As a consequence of this encounter, the aforementioned girl refuses to sit on the same table with Richard and this information has caused a bit of a schism in our social network. I see no reason for this, Richard is a perfectly pleasant chap when he feels like it. The way the girl went on you would have thought he had the culinary etiquette of Shih Hu, the Chinese emperor famed for beheading a girl from his harem on the eve of the banquet and serving her butchered torso up to his dinner guests. In any event, me and Richard have decided not to attend anyway and feel the funds required for the entrance fee can be better invested in a more down to earth evening in the Horn in Hand or by settling down with a few beers to watch the election. Such an occasion would be free of factional infighting as well as the torture of having to swan about in a dinner jacket.

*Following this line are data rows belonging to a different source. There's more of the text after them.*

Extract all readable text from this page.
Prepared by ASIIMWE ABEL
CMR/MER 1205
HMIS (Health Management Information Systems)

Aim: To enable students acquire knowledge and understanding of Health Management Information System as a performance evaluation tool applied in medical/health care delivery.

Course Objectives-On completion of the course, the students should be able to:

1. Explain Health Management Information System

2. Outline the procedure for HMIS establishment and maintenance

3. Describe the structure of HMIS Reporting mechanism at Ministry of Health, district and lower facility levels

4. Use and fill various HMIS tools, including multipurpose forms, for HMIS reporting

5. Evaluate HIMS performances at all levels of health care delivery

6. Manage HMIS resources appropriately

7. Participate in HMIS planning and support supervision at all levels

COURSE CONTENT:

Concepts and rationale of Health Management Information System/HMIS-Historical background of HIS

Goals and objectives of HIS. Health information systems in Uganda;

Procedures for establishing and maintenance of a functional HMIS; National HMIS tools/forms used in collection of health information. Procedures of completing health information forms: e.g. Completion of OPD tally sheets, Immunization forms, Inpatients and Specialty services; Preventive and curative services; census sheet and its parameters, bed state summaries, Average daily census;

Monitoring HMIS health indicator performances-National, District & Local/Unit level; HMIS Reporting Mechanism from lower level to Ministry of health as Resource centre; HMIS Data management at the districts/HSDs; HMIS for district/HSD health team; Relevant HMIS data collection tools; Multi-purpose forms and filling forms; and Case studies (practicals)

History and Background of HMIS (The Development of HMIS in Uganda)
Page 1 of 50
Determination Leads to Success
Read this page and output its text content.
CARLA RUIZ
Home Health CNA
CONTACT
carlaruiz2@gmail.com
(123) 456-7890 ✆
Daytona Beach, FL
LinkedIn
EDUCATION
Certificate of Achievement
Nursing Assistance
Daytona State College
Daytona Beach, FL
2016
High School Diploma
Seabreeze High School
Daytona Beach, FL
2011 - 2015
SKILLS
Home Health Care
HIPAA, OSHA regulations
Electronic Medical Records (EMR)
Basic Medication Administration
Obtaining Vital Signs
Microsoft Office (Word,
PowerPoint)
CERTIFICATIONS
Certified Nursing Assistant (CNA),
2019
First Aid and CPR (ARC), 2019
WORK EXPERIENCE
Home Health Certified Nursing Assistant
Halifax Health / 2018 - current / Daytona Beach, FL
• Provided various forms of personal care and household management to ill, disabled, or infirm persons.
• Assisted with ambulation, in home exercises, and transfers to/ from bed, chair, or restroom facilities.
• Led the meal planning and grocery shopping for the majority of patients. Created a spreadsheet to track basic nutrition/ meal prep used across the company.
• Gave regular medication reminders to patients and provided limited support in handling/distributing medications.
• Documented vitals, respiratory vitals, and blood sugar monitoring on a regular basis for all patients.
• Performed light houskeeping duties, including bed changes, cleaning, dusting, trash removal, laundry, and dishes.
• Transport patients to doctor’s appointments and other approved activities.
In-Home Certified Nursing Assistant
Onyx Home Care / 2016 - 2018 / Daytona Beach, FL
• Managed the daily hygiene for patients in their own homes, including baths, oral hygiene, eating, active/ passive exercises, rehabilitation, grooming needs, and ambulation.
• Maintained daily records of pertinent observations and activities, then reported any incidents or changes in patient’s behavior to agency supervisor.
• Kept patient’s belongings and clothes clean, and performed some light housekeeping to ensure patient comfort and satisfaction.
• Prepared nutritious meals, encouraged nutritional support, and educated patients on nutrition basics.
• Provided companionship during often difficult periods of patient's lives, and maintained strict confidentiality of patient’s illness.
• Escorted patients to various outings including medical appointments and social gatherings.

Upon my last visit to the St Annes Londis to return a video, the Indian behind the counter decided to make an attempt at humour. He called me over saying ‘excuse me zir, you pay 3.98 for the DVD’. I paused and got ready to indignantly defend myself. ‘What do you mean!’ I said, defiant in the knowledge that I had returned the damn thing on time. His crooked teeth broke into a smile, ‘joke’, he said at length. It was hardly comic genius but I laughed and felt glad at this improvement in our relationship. Practical jokes are far more welcome than death stares.